Chapitre 19 : Mise en abîme

9 2 0
                                    

Son premier instinct fut de plonger la lampe dans la cavité.

Heureusement, l'ouverture de la cheminée ne l'exposait pas directement. Le large conduit de briques se trouvait dos à elle et les piliers qui bouchaient la vue couvrirent sa fuite. Elle n'eut que quelques secondes pour s'engouffrer dans la trappe et la rabattre au-dessus d'elle, au moment où une voix demandait :

— Vous avez entendu ?

Puis, une deuxième paire de pieds toucha le sol.

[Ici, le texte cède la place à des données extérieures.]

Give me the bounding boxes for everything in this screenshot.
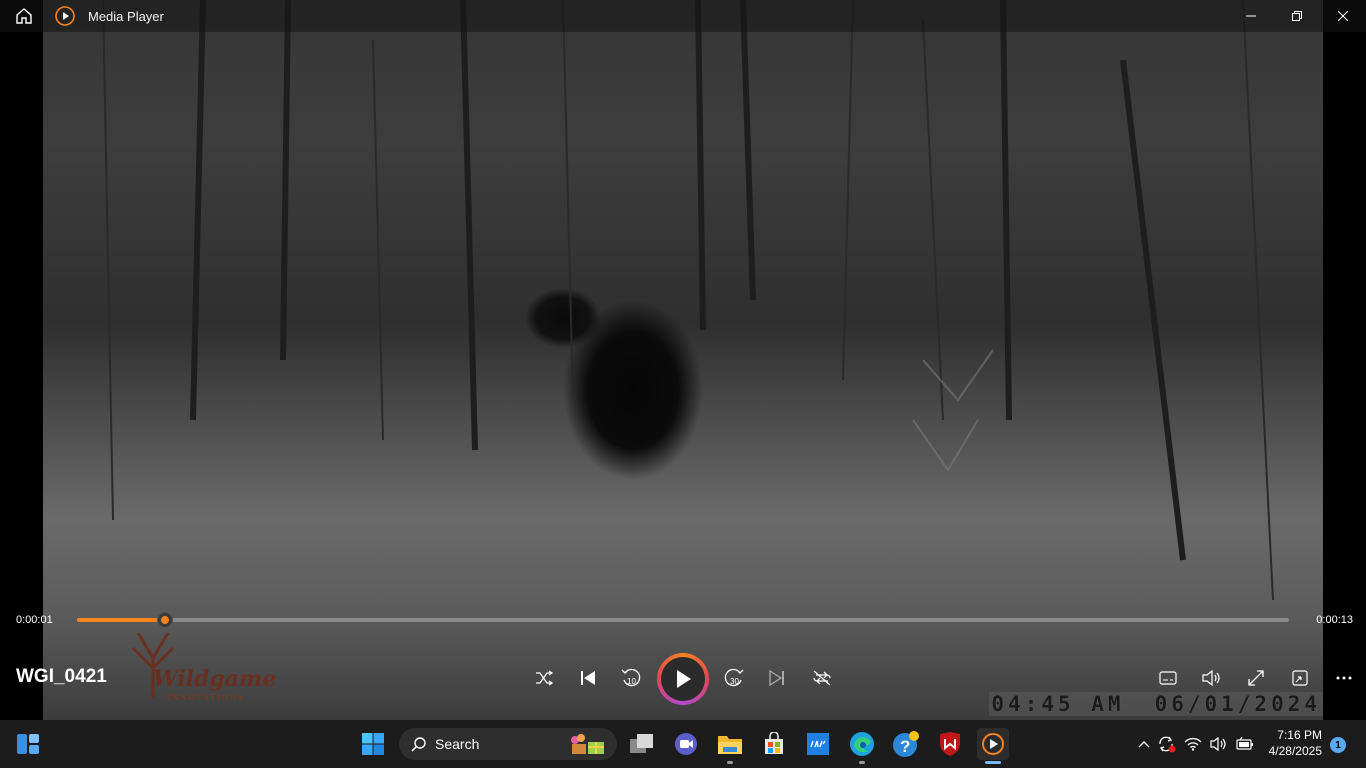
sync-status-button[interactable] bbox=[1154, 728, 1180, 760]
myhp-button[interactable] bbox=[802, 728, 834, 760]
media-player-taskbar-button[interactable] bbox=[977, 728, 1009, 764]
fullscreen-icon bbox=[1248, 670, 1264, 686]
close-icon bbox=[1338, 11, 1348, 21]
sync-alert-icon bbox=[1159, 736, 1176, 753]
media-player-app-icon bbox=[54, 5, 76, 27]
myhp-icon bbox=[807, 733, 829, 755]
media-player-window: Wildgame INNOVATIONS 04:45 AM 06/01/2024 … bbox=[0, 0, 1366, 768]
fullscreen-button[interactable] bbox=[1240, 662, 1272, 694]
minimize-icon bbox=[1246, 15, 1256, 17]
play-icon bbox=[677, 670, 691, 688]
camera-date: 06/01/2024 bbox=[1154, 692, 1321, 716]
skip-back-label: 10 bbox=[627, 677, 636, 686]
skip-forward-button[interactable]: 30 bbox=[718, 662, 750, 694]
repeat-off-icon bbox=[813, 670, 831, 686]
forest-scene bbox=[102, 0, 1274, 601]
camera-timestamp: 04:45 AM 06/01/2024 bbox=[989, 692, 1323, 716]
battery-button[interactable] bbox=[1232, 728, 1258, 760]
repeat-button[interactable] bbox=[806, 662, 838, 694]
skip-forward-30-icon: 30 bbox=[724, 668, 744, 687]
task-view-button[interactable] bbox=[626, 728, 658, 760]
speaker-icon bbox=[1210, 737, 1226, 751]
wildgame-watermark-logo: Wildgame INNOVATIONS bbox=[113, 628, 277, 708]
seek-bar[interactable] bbox=[77, 613, 1289, 627]
media-title: WGI_0421 bbox=[16, 666, 107, 687]
task-view-icon bbox=[630, 734, 653, 753]
skip-forward-label: 30 bbox=[730, 677, 739, 686]
captions-icon bbox=[1159, 671, 1177, 685]
video-call-icon bbox=[675, 733, 697, 755]
widgets-button[interactable] bbox=[12, 728, 44, 760]
minimize-button[interactable] bbox=[1228, 0, 1274, 32]
running-indicator bbox=[859, 761, 865, 764]
title-bar: Media Player bbox=[0, 0, 1366, 32]
next-icon bbox=[769, 670, 784, 686]
restore-button[interactable] bbox=[1274, 0, 1320, 32]
watermark-subtext: INNOVATIONS bbox=[167, 692, 245, 702]
skip-back-button[interactable]: 10 bbox=[615, 662, 647, 694]
miniplayer-icon bbox=[1292, 670, 1308, 686]
gift-flowers-icon bbox=[571, 734, 604, 754]
next-button[interactable] bbox=[761, 662, 793, 694]
media-player-icon bbox=[982, 733, 1004, 755]
current-time: 0:00:01 bbox=[16, 614, 53, 626]
shuffle-icon bbox=[536, 670, 553, 686]
edge-browser-button[interactable] bbox=[846, 728, 878, 764]
widgets-icon bbox=[17, 734, 39, 754]
teams-meet-button[interactable] bbox=[670, 728, 702, 760]
taskbar-search-box[interactable]: Search bbox=[399, 728, 617, 760]
wifi-icon bbox=[1184, 737, 1202, 751]
app-title: Media Player bbox=[88, 8, 164, 24]
restore-icon bbox=[1292, 11, 1302, 21]
duration: 0:00:13 bbox=[1316, 614, 1353, 626]
help-icon: ? bbox=[893, 731, 919, 757]
active-indicator bbox=[985, 761, 1001, 764]
running-indicator bbox=[727, 761, 733, 764]
seek-bar-progress bbox=[77, 618, 166, 622]
watermark-brand: Wildgame bbox=[153, 666, 277, 692]
skip-back-10-icon: 10 bbox=[621, 668, 641, 687]
wifi-button[interactable] bbox=[1180, 728, 1206, 760]
camera-time: 04:45 AM bbox=[991, 692, 1125, 716]
play-button-inner bbox=[661, 657, 705, 701]
mcafee-shield-icon bbox=[940, 732, 960, 756]
mcafee-button[interactable] bbox=[934, 728, 966, 760]
window-controls bbox=[1228, 0, 1366, 32]
microsoft-store-button[interactable] bbox=[758, 728, 790, 760]
more-options-button[interactable] bbox=[1328, 662, 1360, 694]
clock-time: 7:16 PM bbox=[1277, 728, 1322, 742]
system-tray bbox=[1134, 720, 1258, 768]
home-icon bbox=[16, 8, 32, 24]
speaker-button[interactable] bbox=[1206, 728, 1232, 760]
close-button[interactable] bbox=[1320, 0, 1366, 32]
start-button[interactable] bbox=[357, 728, 389, 760]
previous-button[interactable] bbox=[572, 662, 604, 694]
chevron-up-icon bbox=[1138, 741, 1150, 748]
clock-date: 4/28/2025 bbox=[1268, 744, 1322, 758]
search-icon bbox=[411, 737, 426, 752]
miniplayer-button[interactable] bbox=[1284, 662, 1316, 694]
home-button[interactable] bbox=[0, 0, 48, 32]
volume-icon bbox=[1202, 670, 1220, 686]
folder-icon bbox=[718, 736, 742, 754]
show-hidden-icons-button[interactable] bbox=[1134, 728, 1154, 760]
taskbar-clock[interactable]: 7:16 PM 4/28/2025 bbox=[1269, 727, 1322, 759]
store-icon bbox=[765, 732, 783, 754]
file-explorer-button[interactable] bbox=[714, 728, 746, 764]
volume-button[interactable] bbox=[1196, 662, 1228, 694]
battery-charging-icon bbox=[1236, 737, 1253, 750]
more-options-icon bbox=[1336, 676, 1352, 680]
notification-badge[interactable]: 1 bbox=[1330, 737, 1346, 753]
video-frame[interactable]: Wildgame INNOVATIONS 04:45 AM 06/01/2024 bbox=[43, 0, 1323, 720]
search-label: Search bbox=[435, 736, 480, 752]
captions-button[interactable] bbox=[1152, 662, 1184, 694]
play-button[interactable] bbox=[657, 653, 709, 705]
get-help-button[interactable]: ? bbox=[890, 728, 922, 760]
shuffle-button[interactable] bbox=[528, 662, 560, 694]
edge-browser-icon bbox=[850, 732, 874, 756]
svg-text:?: ? bbox=[900, 737, 910, 756]
windows-start-icon bbox=[362, 733, 384, 755]
previous-icon bbox=[581, 671, 595, 685]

— Détachez vos cordes, dit le nouvel intrus. En position.

L'atterrissage d'une troisième personne dans la cheminée ponctua l'ordre. Malgré des sons étouffés, Elo discerna le cliquetis des baudriers, puis le trio s'éparpilla et Elo ne perçut plus que des bribes de conversation.

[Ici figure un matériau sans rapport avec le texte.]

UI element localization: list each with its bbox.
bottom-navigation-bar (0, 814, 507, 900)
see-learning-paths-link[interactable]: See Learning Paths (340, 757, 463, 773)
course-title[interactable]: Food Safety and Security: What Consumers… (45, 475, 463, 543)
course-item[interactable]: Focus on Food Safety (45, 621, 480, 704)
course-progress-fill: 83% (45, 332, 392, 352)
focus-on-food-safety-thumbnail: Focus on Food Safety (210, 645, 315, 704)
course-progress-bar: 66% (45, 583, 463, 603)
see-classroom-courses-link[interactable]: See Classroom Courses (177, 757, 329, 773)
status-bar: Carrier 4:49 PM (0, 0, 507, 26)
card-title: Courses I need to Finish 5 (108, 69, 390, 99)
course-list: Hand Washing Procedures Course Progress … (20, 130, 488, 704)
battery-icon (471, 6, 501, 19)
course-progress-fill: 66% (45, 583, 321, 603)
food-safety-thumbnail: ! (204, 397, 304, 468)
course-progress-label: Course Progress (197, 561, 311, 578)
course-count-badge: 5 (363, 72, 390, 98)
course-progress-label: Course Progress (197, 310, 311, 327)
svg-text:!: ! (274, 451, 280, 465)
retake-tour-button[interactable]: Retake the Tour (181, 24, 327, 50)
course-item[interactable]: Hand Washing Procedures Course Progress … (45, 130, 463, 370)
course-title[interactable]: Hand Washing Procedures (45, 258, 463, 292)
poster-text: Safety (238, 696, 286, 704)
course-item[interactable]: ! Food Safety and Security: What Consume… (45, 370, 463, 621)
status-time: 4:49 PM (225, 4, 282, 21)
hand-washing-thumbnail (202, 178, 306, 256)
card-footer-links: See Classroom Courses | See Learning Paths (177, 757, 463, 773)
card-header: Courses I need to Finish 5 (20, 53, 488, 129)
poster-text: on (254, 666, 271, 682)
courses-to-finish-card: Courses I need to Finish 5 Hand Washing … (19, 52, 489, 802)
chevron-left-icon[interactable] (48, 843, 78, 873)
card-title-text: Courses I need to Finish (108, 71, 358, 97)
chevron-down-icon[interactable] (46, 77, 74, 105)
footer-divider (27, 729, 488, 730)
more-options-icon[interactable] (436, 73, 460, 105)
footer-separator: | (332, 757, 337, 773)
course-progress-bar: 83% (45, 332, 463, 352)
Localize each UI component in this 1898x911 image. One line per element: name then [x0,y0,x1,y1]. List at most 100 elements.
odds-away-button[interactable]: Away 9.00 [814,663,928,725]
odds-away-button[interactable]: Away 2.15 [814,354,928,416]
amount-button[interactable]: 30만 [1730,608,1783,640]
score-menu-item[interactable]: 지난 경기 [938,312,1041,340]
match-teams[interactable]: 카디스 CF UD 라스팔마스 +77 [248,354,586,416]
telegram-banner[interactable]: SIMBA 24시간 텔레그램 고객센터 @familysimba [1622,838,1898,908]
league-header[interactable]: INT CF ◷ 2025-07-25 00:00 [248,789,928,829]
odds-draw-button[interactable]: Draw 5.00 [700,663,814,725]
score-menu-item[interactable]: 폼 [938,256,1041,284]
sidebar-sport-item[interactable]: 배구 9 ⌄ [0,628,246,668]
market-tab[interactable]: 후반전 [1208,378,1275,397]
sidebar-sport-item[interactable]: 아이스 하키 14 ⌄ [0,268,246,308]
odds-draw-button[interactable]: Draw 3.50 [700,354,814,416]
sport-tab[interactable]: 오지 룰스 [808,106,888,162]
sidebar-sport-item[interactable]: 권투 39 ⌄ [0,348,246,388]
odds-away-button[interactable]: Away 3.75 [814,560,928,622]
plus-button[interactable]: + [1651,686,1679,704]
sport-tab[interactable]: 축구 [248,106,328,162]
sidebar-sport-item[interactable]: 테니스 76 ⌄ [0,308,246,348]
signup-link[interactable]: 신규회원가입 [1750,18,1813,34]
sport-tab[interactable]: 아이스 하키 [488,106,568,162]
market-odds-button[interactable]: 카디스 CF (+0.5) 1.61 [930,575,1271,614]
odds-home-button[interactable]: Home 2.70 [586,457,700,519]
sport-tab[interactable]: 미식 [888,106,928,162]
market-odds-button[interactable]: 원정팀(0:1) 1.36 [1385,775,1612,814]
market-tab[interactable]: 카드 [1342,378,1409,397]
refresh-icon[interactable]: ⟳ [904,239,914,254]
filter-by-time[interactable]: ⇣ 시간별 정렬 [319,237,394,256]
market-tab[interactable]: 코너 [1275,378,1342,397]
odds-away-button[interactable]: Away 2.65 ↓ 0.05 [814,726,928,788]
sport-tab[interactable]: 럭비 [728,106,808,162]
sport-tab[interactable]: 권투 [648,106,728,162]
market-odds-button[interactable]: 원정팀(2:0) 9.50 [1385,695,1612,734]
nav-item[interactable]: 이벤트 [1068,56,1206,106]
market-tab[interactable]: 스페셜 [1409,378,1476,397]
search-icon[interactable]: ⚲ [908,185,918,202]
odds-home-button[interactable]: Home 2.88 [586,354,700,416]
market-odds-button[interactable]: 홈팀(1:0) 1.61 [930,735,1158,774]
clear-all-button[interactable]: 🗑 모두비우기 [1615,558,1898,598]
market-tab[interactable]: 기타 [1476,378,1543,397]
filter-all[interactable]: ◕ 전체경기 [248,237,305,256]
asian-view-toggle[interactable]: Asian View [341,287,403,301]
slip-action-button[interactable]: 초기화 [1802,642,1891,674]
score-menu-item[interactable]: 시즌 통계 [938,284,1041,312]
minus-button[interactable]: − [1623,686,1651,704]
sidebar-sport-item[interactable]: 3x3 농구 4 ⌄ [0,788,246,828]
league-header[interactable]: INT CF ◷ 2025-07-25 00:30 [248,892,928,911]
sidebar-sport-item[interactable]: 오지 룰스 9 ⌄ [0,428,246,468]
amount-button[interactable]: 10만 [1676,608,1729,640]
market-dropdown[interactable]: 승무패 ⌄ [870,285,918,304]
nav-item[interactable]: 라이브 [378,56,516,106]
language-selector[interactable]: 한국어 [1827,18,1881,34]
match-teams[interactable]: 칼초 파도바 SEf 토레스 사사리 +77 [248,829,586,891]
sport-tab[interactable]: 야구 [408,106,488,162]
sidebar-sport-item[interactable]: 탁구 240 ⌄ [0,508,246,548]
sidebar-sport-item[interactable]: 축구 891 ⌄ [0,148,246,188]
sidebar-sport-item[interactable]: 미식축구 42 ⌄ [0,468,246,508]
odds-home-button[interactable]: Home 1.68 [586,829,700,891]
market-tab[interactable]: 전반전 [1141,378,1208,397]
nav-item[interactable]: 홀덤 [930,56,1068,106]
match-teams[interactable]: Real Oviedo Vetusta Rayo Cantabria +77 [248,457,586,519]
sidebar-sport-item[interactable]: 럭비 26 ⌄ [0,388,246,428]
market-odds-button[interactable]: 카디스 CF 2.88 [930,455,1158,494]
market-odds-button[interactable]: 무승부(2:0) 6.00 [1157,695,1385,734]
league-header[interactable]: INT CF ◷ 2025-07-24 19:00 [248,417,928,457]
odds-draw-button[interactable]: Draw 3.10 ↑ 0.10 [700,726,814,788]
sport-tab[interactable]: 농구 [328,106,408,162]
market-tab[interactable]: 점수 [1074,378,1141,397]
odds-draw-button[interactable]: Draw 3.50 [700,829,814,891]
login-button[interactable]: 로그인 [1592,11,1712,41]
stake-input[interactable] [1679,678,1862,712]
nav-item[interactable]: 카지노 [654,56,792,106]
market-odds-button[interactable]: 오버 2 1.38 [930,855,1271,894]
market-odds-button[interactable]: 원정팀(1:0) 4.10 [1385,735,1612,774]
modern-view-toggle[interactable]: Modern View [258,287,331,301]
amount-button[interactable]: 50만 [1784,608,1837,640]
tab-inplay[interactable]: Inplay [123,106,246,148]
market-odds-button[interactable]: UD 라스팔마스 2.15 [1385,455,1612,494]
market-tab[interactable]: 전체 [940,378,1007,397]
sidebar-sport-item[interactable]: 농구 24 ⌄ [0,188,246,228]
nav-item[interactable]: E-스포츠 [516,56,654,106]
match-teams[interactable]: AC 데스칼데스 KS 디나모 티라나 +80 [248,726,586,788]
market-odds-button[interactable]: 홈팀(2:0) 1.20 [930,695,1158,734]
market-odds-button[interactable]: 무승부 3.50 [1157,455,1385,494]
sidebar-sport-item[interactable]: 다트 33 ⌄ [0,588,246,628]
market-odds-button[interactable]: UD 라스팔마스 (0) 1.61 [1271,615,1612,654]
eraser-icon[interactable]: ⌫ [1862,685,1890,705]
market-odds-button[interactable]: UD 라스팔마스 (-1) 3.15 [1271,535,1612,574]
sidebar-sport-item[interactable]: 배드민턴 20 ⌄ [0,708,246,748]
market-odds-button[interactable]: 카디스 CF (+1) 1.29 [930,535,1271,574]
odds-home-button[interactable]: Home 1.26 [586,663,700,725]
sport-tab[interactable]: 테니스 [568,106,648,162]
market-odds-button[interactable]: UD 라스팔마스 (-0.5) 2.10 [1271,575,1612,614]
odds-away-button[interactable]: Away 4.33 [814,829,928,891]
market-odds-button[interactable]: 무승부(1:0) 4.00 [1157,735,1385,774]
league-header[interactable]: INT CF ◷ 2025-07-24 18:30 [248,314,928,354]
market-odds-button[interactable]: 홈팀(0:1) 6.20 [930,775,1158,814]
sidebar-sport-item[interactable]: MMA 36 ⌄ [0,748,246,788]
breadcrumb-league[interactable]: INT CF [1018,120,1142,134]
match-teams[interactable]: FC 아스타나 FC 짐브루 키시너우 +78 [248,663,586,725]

—... faible lumière d'en haut...

—... pas un réseau connu, pourtant...

—... R.A.S.

Leurs pas étaient légers, millimétrés.

En équilibre sur les barreaux, Elo laissa échapper la lampe à huile, qui éclata quelques mètres plus bas. Une flaque enflammée éclaira les pieds de l'échelle à la manière d'une piste d'atterrissage. Et se mit aussitôt à dévorer le bois.

Elo désescalada les barreaux du bout des semelles – demeurer imperceptible était primordial, puis tapota les flammes.

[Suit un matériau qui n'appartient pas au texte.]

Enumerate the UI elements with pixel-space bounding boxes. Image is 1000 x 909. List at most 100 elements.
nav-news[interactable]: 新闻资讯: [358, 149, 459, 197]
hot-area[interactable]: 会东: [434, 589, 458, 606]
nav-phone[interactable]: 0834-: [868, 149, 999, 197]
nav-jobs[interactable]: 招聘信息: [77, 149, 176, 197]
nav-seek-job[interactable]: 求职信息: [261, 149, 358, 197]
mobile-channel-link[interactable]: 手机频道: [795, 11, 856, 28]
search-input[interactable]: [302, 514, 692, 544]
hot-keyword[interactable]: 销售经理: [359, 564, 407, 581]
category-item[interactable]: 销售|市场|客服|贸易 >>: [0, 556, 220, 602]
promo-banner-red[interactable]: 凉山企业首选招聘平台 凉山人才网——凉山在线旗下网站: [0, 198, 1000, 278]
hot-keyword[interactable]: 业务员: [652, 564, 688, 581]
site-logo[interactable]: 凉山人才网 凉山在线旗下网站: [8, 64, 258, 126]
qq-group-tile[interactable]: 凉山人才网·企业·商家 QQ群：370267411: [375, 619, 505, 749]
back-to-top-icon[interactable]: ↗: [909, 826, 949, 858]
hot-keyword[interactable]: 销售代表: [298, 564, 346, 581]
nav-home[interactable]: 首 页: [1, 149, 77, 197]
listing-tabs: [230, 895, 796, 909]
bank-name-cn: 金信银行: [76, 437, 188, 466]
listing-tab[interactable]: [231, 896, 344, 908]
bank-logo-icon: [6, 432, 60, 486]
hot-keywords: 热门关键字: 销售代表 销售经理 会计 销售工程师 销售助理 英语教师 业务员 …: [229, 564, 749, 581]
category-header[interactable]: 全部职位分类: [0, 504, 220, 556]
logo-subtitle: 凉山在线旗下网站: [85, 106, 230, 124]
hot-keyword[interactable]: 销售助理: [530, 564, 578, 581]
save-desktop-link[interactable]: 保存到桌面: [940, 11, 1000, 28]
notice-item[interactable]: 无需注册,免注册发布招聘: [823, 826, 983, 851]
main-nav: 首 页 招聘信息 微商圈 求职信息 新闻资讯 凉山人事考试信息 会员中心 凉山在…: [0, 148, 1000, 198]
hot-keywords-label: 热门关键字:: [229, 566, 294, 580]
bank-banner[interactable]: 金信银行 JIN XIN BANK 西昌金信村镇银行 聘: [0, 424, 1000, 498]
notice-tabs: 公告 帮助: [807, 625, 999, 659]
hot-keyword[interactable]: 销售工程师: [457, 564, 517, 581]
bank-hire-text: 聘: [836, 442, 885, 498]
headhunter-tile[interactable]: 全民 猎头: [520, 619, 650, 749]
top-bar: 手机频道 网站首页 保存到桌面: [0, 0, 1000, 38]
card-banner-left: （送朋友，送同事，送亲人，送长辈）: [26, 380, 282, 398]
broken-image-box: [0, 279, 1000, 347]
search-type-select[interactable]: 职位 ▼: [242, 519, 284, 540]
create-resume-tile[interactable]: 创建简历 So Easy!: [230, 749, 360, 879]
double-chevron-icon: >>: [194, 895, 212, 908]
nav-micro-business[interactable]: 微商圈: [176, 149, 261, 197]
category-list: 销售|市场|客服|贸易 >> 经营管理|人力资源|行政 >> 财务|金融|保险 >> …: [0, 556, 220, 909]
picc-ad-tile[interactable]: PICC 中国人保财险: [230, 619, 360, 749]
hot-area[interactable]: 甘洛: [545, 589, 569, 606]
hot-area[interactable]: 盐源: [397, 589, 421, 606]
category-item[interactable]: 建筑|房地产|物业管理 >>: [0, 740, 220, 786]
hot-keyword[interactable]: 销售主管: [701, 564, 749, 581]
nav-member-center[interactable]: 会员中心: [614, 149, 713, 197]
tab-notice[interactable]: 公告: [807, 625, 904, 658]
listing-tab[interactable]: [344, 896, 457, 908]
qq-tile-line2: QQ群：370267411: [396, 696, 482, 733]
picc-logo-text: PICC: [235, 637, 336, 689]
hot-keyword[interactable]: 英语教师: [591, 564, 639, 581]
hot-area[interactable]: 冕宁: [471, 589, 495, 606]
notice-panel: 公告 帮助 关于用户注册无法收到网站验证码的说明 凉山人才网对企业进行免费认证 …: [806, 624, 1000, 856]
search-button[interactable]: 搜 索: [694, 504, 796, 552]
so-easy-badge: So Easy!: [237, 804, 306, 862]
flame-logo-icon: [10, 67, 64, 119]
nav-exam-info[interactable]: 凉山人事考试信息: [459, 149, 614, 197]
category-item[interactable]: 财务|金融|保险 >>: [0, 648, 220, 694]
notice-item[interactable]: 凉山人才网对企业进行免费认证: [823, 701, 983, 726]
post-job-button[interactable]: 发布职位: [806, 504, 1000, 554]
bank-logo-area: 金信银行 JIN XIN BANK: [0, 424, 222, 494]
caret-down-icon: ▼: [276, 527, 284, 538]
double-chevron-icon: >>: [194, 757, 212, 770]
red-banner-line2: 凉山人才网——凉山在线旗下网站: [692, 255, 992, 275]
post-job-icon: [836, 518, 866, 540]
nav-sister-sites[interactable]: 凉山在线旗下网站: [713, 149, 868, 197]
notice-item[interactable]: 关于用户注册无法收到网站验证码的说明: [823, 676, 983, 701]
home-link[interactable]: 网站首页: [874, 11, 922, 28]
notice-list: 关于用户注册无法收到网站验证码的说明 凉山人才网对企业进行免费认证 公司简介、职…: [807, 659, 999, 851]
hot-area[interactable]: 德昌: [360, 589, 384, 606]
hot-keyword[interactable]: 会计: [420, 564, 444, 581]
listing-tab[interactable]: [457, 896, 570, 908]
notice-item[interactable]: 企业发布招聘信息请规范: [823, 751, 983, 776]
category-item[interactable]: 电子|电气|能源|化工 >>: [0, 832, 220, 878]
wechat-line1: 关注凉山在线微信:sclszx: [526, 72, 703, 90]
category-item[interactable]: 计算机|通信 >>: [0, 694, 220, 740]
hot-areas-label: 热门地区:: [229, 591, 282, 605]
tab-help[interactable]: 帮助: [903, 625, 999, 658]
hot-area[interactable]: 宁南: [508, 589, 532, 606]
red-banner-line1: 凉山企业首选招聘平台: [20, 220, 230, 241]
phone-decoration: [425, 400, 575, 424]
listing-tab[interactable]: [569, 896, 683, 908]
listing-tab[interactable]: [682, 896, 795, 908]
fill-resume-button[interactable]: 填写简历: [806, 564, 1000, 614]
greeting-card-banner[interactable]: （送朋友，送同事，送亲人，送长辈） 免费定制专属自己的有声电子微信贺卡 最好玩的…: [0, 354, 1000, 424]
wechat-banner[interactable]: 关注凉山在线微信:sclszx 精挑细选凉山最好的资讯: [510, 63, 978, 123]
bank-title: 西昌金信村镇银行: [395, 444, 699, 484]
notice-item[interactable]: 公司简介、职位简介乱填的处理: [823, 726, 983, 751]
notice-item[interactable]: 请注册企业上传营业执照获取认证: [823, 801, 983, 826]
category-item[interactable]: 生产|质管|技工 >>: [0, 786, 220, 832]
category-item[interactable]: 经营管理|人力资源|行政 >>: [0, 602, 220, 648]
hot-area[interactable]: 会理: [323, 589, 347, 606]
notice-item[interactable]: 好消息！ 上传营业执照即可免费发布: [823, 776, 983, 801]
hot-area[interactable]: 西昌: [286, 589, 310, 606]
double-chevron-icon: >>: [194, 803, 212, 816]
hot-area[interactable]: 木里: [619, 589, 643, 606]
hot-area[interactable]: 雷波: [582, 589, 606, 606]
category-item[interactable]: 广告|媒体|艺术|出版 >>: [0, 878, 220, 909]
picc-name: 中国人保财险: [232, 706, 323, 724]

L'obscurité fondit sur elle.

Au-dessus, un tonnerre de pas frappa le sol.

— D'où est-ce que ça venait ? gronda une voix plus proche.

Elo sentit l'air s'épaissir. Il s'enroulait autour d'elle comme une couverture d'angoisse, un serpent constricteur en appétit. Immobilisée par les ténèbres, elle força ses poumons à repousser la pression d'une inspiration plus profonde. Après quoi, elle écarta prudemment les bras.

Le bout de ses doigts se cogna contre des planches. Un tintement de bouteilles manqua de la trahir. Elo rentra la tête dans les épaules, les dents serrées, mais le bruit avait été plus sourd que dans la caisse : ces bouteilles-ci étaient pleines.

Prêtant l'oreille aux coups de talons, elle ne bougeait plus. Et les minutes s'égrainèrent tandis qu'ils se raréfiaient. Alors Elo se détendit ; elle n'avait plus qu'à attendre que les intrus partent. Le cellier dans lequel elle s'était piégée ne devait probablement pas disposer de sortie. Elle devait juste patienter...

Calmement...

Parmi les liqueurs...

Bon sang, elle avait trouvé les fameuses liqueurs !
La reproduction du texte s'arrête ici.